Gender/sex is a good point, and reminded me that even handedness might be an issue for small-N studies. So my proposal:

anonymize = dict(daysback: int, age: bool = True, sex: bool = True, hand: bool = True)

Thoughts?

hoechenberger avatar Jun 07 '21 21:06 hoechenberger

I am just a bit worried to deviate from mne-python API

agramfort avatar Jun 08 '21 08:06 agramfort

I am just a bit worried to deviate from mne-python API

Yes, but we'll have to do that anyway, as we want to optionally allow to keep age, handedness, sex, …
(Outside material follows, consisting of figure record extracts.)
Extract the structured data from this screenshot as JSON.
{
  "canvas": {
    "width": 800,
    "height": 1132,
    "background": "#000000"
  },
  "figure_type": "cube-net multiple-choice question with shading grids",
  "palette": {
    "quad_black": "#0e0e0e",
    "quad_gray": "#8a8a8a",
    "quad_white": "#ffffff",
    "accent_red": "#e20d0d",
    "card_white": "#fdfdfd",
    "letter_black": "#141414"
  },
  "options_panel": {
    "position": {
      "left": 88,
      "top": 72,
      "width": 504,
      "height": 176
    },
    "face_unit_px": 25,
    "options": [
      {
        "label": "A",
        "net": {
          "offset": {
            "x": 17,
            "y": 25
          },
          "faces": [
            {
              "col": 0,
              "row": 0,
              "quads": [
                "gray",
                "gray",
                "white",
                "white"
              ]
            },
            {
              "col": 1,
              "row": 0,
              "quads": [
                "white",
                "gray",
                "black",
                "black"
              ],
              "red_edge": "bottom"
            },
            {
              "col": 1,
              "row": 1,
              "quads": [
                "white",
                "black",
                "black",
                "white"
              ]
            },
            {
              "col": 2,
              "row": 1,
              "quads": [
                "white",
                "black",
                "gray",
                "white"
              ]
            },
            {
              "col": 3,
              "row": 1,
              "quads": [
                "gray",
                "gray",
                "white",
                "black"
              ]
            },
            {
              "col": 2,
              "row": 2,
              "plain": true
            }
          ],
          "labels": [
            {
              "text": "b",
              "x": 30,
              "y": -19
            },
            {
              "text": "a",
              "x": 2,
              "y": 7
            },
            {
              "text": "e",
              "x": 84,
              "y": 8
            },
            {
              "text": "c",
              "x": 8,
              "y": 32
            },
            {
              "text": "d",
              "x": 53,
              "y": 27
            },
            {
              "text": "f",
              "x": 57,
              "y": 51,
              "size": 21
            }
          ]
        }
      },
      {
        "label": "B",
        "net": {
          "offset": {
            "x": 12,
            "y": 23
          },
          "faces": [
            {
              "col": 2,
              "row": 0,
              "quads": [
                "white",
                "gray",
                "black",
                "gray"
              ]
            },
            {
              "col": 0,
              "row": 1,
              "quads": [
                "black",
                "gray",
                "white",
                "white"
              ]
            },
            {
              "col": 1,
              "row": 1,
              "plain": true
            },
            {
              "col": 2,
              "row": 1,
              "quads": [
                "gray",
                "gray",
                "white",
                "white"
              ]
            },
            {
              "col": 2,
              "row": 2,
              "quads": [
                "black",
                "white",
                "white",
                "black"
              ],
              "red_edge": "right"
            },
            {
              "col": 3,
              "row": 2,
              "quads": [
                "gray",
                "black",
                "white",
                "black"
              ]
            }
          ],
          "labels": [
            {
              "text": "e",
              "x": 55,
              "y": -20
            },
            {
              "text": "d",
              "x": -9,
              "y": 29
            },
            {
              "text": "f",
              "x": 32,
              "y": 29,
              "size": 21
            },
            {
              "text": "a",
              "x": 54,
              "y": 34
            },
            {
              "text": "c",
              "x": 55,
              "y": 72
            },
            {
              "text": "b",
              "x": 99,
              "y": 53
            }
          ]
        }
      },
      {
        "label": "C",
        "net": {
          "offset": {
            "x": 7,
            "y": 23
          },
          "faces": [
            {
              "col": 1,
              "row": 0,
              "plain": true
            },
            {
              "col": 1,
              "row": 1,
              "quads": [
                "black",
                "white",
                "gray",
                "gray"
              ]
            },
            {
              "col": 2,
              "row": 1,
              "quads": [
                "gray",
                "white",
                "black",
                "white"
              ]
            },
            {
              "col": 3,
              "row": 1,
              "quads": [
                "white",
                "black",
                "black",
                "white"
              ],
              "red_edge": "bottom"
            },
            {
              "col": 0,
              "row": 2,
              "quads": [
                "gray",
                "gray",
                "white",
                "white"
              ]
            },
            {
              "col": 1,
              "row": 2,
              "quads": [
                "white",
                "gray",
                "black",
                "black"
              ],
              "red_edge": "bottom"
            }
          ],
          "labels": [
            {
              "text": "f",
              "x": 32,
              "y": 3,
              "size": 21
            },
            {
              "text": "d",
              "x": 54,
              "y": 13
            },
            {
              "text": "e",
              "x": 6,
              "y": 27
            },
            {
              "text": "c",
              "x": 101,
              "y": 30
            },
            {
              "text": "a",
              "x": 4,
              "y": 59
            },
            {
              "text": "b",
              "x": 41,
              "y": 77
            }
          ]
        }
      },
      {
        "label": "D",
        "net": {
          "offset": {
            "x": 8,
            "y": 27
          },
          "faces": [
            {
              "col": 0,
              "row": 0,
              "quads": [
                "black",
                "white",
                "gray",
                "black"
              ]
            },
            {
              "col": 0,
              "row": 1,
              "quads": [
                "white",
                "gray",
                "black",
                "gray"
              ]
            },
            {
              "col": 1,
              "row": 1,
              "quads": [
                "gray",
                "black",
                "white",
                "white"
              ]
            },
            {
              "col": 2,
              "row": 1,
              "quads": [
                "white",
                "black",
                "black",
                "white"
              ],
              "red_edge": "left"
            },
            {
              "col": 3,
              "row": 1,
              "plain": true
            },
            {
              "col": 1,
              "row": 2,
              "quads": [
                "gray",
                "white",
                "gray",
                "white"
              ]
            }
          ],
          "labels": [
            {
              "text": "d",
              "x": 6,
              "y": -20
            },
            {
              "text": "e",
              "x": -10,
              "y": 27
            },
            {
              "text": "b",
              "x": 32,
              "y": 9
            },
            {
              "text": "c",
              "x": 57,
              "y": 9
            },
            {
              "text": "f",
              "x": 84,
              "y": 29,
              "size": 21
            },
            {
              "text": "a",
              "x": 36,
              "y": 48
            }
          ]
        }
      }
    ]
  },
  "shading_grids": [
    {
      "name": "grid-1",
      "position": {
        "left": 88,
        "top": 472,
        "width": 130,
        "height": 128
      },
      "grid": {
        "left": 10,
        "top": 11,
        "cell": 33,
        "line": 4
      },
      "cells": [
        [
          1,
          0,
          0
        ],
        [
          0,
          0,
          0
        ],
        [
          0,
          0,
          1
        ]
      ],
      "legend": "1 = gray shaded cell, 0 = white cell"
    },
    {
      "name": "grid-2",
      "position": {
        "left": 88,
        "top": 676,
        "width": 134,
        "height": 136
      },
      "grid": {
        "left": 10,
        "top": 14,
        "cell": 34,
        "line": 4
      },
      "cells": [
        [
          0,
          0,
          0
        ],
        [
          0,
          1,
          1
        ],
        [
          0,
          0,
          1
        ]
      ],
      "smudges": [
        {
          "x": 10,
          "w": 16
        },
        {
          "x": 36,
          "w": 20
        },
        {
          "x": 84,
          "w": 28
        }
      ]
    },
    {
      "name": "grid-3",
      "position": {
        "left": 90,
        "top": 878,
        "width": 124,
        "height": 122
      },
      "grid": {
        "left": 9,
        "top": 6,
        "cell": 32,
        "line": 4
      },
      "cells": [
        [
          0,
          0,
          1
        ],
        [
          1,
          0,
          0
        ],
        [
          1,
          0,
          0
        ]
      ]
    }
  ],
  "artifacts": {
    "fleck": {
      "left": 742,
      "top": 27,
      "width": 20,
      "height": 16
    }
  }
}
hoechenberger avatar Jun 09 '21 09:06 hoechenberger

Just chiming in here with a random question I had related to mne-bids anonymizing: is it common to require age, handedness and sex to be scrubbed to be "anonymized"? I know in the USA that's not considered PHI (vs birthdate, recording date).

Is the reason to just provide an extra degree of anonymity?

adam2392 avatar Jun 09 '21 15:06 adam2392

maybe add just a new function in mne_bids to a posteriori remove age?

I like the a-posteriori idea too FWIW because sometimes you write stuff to BIDS and then want to add this extra layer of anonymization, and end up either having to do it manually, or rewrite.

adam2392 avatar Jun 09 '21 15:06 adam2392

Is the reason to just provide an extra degree of anonymity?

Imagine a small-N study you conduct among your colleagues, and maybe only one of them is left-handed or one is much younger or older than the others... then those data could easily be used to deanonymize things.

hoechenberger avatar Jun 09 '21 15:06 hoechenberger